There’s no question that easing congestion at the junction of U.S. Highway 95 and Interstate 15 will make life easier for many local commuters. But what Mr. Illia didn’t say is that NDOT has also decided to spend millions of dollars building highway lanes that are off-limits to most motorists.

Improvements to the Spaghetti Bowl include the construction of “high occupancy vehicle” flyovers, while upgrades to Interstate 15 south of the downtown interchange call for converting express lanes into HOV lanes. Only motorcycles and vehicles carrying more than one occupant are allowed to access the HOV lanes during peak traffic times.

Meanwhile, the agency just spent $3 million and two months to extend an HOV lane on westbound Summerlin Parkway. That comes on the heels of a $27 million project in 2011 to create HOV flyovers at the intersection of Summerlin Parkway and U.S. 95.

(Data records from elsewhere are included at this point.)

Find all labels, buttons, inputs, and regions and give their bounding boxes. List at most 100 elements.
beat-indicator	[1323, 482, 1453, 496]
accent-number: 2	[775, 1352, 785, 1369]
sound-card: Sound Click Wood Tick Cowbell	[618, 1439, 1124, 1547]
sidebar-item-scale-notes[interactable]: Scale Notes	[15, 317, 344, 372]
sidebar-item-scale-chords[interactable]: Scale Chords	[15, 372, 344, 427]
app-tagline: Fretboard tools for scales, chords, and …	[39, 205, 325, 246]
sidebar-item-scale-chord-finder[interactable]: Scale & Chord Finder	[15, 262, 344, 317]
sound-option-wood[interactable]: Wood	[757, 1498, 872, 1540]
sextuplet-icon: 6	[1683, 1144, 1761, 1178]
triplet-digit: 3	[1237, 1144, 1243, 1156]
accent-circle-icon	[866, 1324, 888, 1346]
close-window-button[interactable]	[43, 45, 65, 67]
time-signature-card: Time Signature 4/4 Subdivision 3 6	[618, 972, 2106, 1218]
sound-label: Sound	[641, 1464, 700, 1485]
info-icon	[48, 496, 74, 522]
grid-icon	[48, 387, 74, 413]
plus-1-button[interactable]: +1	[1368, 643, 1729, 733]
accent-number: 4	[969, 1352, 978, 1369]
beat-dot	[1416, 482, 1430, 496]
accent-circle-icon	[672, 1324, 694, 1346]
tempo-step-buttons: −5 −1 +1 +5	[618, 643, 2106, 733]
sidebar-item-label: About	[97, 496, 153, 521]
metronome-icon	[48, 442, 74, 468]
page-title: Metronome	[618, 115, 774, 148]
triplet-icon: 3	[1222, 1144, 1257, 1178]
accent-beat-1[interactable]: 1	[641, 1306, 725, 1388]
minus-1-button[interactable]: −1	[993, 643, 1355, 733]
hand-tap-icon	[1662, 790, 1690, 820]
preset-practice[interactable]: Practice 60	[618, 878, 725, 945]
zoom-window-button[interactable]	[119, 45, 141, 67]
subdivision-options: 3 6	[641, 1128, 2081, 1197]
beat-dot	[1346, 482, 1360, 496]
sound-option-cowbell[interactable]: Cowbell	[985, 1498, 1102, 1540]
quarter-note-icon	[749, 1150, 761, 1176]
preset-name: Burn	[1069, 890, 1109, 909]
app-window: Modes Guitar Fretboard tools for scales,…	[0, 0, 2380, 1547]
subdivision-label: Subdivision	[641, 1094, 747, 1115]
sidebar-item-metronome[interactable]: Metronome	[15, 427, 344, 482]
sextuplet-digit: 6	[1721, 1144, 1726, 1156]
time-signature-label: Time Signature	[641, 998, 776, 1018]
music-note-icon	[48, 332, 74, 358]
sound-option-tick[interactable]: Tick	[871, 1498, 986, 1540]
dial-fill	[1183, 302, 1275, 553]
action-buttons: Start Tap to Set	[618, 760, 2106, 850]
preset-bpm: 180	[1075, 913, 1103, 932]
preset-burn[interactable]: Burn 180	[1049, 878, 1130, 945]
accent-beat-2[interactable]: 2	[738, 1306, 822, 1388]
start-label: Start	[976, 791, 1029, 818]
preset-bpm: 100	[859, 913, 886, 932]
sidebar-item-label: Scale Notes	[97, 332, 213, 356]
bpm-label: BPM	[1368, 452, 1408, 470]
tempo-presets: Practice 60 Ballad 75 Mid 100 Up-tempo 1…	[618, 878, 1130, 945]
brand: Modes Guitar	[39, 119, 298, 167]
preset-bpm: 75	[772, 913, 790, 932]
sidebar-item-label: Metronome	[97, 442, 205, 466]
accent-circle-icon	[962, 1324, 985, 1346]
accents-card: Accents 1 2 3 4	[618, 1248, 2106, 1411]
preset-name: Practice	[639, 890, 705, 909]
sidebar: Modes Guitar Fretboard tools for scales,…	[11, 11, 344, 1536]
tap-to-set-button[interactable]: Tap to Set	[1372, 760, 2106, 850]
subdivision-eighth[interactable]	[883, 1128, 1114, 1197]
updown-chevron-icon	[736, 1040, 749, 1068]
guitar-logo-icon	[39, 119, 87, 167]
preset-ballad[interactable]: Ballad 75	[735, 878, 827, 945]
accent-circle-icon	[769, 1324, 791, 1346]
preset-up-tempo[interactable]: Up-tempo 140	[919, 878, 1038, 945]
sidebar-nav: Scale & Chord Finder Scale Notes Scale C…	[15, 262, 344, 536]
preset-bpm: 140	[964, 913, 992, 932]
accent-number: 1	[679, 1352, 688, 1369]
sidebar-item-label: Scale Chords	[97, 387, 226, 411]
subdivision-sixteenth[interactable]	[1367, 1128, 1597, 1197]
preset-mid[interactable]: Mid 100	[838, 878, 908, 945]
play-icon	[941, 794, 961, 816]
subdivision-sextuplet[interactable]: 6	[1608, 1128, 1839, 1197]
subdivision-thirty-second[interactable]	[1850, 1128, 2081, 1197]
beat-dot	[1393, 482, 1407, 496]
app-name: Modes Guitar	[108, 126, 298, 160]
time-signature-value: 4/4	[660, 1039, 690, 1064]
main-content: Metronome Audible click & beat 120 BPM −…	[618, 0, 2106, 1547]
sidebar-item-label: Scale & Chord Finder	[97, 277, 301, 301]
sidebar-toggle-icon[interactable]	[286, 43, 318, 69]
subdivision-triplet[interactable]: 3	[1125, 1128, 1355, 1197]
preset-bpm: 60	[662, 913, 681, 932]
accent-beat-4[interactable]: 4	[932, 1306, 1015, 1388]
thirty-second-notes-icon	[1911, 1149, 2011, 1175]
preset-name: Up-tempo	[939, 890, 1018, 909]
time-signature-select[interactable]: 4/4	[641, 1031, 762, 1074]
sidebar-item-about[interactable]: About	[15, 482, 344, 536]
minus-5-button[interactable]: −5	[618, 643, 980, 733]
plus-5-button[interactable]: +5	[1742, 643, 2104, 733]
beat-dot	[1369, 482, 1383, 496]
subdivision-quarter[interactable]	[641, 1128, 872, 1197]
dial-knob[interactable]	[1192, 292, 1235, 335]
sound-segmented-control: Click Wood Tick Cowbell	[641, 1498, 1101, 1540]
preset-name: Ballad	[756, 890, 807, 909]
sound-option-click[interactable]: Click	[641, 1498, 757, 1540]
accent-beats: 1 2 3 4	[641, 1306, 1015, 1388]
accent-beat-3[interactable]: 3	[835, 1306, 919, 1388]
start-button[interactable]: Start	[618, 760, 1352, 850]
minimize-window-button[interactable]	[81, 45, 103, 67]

To make matters worse, NDOT eventually plans to impose HOV restrictions 24 hours a day, meaning solo drivers won’t ever be legally allowed to use the lanes — even when the freeway is virtually vacant at 3 a.m.

In an email to the Review-Journal last June, Mr. Illia noted that, “HOV lanes are a congestion management strategy that reduce travel time with higher speeds and less delay by limiting the volume of traffic.” Well, yes. Of course there will be less congestion in lanes with limited access. But this “congestion management strategy” does little other than exacerbate the frustration for the great majority of tax-paying drivers relegated to the traditional lanes.

To say that HOV lanes are lightly traveled is to state the obvious. Mr. Illia reports that a 2010 survey found carpools account for just 11.6 percent of all work trips in the Las Vegas area. Perhaps if the Nevada Department of Transportation stopped siphoning off a large portion of its budget to create traffic lanes that most drivers are prohibited from using, the agency would have plenty of money to make needed improvements to roads on which people are actually allowed to drive.